Usage¶
Quick High-level Description of Code Project Architecture¶
A pipeline¶
Predictatops is a pipeline. It consists of a series of steps.
The steps include things like fetch the demo data, load data, train, etc.
The code for each step was written with the assumption that people, including the authors, would want to throw out parts and substitute in new or different code while keeping the other code the same. It was also written with the idea that sometimes you’d want to just call an entire step via a single command and other times you’d want to call things incrementally sub-step by sub-step.
Modules that hold functions vs. modules that will execute code.¶
If you look at the modules in Predicatops, you’ll noticed there are pairs of modules where one member of a pair has the same name but ‘_runner’ affixed to its end, for example load.py & load_runner.py. Load.py contains only functions and class definitions. It doesn’t execute any code by itself. load_runner.py calls functions and classes from load.py and then executes them. Any Python module with ‘_runner’ on the end is basically a single module you can call to run all the functions in the module without ‘_runner’ on the end.
Changing how the code is run via configuration or code changes¶
There are three ways to run the code all the way through at three different levels of abstraction.
(1.) You can run one python script that does everything based on configuration. This is the all_runner.py used above.
(2.) You can call each major step via a python file, examples of how to do that have _runner on the end, like load_runner.py or features_runner.py.
(3.) You can also import functions from the python file for each step and call them from within your own code.
Running the Pipeline Using Only High-Level “_runner” Modules¶
You can combine all the ‘_runner.py’ modules one after another to run through the whole Predictatops sequence quite simply. The major modules necessary to run the Predicatops pipline are listed below. These are called in the same sequence below in the all_runner.py module.
fetch_demo_data.py = fetches demo dataset for predicting top Mcmurray.
configurationplusfiles_runner.py = establishes configuration, input data, & output variables.
checkdata_runner.py = finds what curves & tops are available for use in the input dataset.
load_runner.py = loads the well curves and tops.
split_runner.py = splits the wells into train & test portions.
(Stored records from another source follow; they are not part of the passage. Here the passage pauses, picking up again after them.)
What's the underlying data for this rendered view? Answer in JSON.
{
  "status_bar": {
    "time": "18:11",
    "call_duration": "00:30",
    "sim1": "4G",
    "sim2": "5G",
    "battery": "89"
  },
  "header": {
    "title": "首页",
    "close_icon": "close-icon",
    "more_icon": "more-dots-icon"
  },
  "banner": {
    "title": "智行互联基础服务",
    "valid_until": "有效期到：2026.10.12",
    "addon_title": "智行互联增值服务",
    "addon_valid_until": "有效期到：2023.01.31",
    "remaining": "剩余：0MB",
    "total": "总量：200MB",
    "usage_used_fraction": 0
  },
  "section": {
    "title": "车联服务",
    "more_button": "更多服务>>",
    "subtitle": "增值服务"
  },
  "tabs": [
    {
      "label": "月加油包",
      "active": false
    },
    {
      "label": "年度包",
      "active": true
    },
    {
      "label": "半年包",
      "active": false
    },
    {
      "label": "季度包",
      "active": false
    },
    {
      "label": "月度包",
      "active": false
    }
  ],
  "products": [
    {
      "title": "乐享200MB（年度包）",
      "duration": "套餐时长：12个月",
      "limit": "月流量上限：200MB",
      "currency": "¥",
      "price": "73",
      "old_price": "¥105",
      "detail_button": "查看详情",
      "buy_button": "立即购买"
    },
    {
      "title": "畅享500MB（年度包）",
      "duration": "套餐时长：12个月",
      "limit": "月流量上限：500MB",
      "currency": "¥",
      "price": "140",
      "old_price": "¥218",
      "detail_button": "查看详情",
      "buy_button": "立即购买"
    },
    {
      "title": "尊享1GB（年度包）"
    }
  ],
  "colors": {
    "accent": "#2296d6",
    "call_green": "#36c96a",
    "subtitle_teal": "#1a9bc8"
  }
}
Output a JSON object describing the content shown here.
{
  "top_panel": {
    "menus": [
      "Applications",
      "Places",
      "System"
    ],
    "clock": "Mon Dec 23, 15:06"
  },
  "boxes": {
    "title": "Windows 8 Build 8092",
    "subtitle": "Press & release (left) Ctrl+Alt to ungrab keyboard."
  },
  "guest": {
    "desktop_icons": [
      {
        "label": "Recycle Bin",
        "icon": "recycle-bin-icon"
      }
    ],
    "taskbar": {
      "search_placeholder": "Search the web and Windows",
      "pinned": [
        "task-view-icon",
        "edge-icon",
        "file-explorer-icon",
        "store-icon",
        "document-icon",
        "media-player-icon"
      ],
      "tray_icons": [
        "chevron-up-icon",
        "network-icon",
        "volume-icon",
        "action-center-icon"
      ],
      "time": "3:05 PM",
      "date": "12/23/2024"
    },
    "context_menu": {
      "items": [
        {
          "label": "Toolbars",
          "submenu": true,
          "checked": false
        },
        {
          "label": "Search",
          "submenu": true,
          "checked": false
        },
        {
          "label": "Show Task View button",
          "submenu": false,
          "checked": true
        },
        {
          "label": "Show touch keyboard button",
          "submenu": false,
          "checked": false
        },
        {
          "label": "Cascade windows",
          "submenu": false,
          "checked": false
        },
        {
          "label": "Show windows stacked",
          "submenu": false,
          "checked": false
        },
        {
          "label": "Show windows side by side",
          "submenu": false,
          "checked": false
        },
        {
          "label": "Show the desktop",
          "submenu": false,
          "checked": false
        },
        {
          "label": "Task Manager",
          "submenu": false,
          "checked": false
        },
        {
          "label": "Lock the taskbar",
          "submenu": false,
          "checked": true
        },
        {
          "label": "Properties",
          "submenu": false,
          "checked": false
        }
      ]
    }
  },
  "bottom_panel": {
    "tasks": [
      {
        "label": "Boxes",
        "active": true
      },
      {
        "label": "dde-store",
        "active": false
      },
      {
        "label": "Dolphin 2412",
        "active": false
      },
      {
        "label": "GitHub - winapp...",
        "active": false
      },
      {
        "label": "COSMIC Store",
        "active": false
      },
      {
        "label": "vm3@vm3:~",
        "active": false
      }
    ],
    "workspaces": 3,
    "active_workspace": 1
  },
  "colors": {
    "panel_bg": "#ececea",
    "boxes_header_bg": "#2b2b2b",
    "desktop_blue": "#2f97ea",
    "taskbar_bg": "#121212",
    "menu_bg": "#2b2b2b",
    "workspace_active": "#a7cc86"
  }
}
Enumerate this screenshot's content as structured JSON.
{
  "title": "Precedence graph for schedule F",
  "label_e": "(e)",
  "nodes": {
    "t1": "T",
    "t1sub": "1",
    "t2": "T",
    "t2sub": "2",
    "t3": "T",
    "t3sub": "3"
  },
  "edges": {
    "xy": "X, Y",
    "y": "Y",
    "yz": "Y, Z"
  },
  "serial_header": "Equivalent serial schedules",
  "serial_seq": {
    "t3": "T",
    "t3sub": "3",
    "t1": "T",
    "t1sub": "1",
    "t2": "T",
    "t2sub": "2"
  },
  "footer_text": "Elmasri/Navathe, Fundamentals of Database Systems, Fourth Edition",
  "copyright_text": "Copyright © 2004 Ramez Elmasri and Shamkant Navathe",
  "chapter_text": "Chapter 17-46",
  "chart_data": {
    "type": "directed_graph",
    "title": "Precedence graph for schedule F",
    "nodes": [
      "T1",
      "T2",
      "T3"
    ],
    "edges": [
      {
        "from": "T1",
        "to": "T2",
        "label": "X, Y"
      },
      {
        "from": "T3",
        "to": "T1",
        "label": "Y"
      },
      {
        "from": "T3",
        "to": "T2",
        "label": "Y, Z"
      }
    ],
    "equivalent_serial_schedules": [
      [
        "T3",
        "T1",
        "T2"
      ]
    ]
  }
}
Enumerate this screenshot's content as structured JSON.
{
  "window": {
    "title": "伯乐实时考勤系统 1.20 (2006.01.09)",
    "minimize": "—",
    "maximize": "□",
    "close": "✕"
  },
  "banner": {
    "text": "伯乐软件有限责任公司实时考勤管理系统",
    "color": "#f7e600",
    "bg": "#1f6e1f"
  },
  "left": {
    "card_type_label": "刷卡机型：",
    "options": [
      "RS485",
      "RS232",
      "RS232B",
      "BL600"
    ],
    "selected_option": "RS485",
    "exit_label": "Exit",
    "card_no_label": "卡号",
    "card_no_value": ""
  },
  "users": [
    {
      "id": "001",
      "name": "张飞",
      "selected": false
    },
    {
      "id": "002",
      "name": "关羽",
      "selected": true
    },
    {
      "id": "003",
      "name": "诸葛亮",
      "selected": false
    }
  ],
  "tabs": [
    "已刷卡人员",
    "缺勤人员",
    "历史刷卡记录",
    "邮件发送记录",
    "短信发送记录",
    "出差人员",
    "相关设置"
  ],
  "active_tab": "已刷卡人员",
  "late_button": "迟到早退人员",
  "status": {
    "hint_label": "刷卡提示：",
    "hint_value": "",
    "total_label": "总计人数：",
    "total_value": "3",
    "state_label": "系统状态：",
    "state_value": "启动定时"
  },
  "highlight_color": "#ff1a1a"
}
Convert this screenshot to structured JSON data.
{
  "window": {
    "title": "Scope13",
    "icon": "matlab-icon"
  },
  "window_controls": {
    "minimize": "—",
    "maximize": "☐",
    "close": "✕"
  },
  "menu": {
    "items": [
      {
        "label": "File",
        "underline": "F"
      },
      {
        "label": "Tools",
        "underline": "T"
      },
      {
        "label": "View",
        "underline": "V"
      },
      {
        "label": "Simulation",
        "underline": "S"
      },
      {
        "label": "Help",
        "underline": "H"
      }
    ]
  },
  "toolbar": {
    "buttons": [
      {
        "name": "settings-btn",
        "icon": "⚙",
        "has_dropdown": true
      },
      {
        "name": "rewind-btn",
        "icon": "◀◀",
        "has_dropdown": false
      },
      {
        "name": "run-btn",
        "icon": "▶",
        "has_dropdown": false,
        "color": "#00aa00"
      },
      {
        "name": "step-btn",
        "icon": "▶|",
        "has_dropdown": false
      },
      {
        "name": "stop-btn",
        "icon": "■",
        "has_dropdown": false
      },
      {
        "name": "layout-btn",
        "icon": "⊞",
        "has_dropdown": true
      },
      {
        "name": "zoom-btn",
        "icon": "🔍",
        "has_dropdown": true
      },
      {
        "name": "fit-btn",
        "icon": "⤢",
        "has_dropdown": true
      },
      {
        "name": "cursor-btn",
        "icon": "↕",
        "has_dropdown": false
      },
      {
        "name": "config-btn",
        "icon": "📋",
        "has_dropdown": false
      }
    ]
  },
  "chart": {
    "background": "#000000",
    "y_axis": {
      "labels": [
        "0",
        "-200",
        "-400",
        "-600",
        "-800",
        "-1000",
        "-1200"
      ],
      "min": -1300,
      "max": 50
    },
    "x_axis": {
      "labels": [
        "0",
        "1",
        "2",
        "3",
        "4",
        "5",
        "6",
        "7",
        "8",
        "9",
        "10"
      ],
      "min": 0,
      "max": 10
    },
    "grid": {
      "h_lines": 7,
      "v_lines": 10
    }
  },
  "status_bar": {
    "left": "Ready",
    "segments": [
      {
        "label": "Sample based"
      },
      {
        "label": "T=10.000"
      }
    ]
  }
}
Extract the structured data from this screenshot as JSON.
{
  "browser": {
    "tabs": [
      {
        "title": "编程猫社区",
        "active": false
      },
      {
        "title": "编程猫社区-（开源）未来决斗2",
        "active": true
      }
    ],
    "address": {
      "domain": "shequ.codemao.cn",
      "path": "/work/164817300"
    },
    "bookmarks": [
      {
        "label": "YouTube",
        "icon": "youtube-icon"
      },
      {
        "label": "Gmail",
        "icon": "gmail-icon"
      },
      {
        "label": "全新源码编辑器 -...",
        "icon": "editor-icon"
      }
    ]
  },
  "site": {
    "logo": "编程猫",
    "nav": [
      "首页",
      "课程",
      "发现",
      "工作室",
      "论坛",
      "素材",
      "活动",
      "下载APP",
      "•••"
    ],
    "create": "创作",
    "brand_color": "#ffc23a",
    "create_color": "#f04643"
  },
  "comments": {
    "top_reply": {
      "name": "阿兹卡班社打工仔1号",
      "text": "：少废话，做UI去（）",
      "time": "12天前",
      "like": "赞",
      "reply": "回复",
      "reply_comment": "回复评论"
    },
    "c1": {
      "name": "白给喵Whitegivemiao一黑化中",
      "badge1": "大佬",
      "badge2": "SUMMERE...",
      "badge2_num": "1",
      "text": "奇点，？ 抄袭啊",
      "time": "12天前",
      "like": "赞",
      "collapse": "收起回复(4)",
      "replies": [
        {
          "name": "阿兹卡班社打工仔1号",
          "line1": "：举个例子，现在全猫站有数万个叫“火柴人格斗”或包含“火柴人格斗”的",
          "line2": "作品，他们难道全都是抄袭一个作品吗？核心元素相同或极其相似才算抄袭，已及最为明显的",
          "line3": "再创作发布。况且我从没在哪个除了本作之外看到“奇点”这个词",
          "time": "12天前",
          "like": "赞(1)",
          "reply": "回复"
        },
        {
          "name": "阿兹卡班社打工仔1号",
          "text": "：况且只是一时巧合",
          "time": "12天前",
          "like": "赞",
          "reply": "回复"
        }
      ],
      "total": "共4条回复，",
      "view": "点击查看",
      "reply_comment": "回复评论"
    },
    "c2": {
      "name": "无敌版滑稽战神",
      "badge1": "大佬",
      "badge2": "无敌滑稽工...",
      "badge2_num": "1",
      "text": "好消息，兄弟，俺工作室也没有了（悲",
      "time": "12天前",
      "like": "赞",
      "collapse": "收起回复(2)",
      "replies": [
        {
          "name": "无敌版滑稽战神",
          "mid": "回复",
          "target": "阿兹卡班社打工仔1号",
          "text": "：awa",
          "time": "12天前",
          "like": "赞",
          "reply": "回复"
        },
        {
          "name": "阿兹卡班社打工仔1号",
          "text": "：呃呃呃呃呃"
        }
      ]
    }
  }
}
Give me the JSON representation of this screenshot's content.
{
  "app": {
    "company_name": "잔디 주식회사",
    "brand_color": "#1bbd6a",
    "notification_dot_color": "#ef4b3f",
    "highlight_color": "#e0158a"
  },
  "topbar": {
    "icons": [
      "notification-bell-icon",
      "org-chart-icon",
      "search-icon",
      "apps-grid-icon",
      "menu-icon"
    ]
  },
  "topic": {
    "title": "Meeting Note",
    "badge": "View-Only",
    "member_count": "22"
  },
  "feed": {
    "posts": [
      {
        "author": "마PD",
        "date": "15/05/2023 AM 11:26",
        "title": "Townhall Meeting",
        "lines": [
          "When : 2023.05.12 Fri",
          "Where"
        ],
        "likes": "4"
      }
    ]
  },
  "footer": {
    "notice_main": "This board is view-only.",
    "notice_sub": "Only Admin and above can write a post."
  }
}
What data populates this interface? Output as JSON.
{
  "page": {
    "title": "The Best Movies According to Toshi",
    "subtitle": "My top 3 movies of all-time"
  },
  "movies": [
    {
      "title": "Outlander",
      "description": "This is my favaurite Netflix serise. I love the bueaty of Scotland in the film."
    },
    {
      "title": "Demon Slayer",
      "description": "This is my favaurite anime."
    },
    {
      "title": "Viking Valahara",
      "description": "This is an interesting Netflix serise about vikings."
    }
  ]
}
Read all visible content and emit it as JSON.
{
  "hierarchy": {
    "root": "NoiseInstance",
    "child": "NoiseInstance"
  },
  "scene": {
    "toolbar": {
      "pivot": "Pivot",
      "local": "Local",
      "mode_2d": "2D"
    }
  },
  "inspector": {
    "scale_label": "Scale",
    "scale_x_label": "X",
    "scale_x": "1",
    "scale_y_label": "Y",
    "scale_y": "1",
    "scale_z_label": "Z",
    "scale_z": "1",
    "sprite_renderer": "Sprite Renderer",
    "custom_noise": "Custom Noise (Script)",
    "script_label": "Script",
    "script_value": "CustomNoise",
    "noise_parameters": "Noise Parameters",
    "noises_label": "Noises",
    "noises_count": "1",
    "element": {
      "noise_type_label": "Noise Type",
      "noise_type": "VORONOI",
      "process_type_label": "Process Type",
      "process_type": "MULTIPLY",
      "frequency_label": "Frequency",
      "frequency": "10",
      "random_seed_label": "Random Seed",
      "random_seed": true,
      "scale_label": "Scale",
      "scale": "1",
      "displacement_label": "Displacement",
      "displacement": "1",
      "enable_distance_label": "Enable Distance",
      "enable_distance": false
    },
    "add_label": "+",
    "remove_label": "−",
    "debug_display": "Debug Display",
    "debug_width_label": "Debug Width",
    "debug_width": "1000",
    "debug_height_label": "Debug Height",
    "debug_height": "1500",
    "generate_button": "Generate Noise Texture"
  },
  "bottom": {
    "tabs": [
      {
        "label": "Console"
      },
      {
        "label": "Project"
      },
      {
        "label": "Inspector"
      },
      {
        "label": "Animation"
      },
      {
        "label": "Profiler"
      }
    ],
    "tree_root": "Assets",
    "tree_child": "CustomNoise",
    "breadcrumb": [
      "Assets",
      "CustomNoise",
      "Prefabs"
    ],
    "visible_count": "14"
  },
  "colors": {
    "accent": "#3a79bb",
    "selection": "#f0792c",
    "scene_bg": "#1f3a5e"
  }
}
wellsKNN_runner.py = finds the nearest neighbors of each well and creates some features.
features_runner.py = creates the rest of the features.
balance_runner.py = throws away instances of common classes & duplicates uncommon classes.
trainclasses_runner.py = trains the dataset using XGBoost algorithm.
predictionclasses_runner.py = uses the trained model to predict stratigraphic tops.
The ‘_runner’ modules know how to execute the modules without ‘_runner’ based on a combination of sensible defaults defined in the ‘_runner’ files & choices established in the configurationplusfiles_runner.py module.
How install predictatops and run the demo dataset straight through in shortest way possibe:¶
This uses Conda, so you might have to install that first.
In a terminal type the following commands -¶
Note: These first steps are duplicated here from the installation section: Clone the predictatops repository first as we don’t have have it PyPy yet:
git clone https://github.com/JustinGOSSES/predictatops.git
CD into the the folder:
cd predictatops
Create the conda environment with all the dependencies from the environment.yml at the top level folder:
conda env create -f environment.yml
Activate that conda environment:
source activate predictatops
Now we’re into the actual usuage part.
Change directories to the predictatops source folder inside of the top-level Predictatops:
cd predictatops
Run the script to fetch the demo data and put it in the data folder:
Python fetch_demo_data.py
Run the all_runner script to run all the code in one go:
Python all_runner.py
So what does all the code above actually do?
This will run all the code using the demo dataset and default configuration, which predicts the top McMurray surface. It takes about 1.5 hours on a 2015 MacBook Pro.
Changing how it runs via configuration instructions¶
You can change how the code runs without writing any code but changing the configurationplusfiles.py.
Items that can be changed by configuration include:
Inputs: Where data is coming in from. Information about the incoming data that might vary from one dataset to another.
Output: where intermediate and final data is stored and how it is named.
Configuration: Variations in how the code is run. Variations in naming conventions of well log curves. Many other variables and assumptions that predictatops uses.
You can see what all is possible to change via configuration by looking at the documentation for the configurationplusfiles.py file in the functions-and-classes. section or reading the actual python file..
Running with more control or different code swapped in¶
If you want the most control, you can import the functions in the python files for each of those major steps and call those functions within your own code. This is method 3 above. This will let you more easily swap in and out new parts and interrogate itermediate results. Notebooks below give some examples on how to do this.
Note: these jupyter notebooks are still in progress.
If you use your own dataset, some code features you might need to change¶
This code assumes all wells to be in the same file format, LAS.
The load_all_wells_in() function in load.py does a slight transformation to the UWI names as the UWI uses / in places and - in others. Please look at this function and your datasets to figure out if it applies to your data. You may need to modify this piece of code for your own purposes.
The code has an assumption that the picks text file includes a quality column. If there isn’t, fake one with everything as equally quality at value of 1.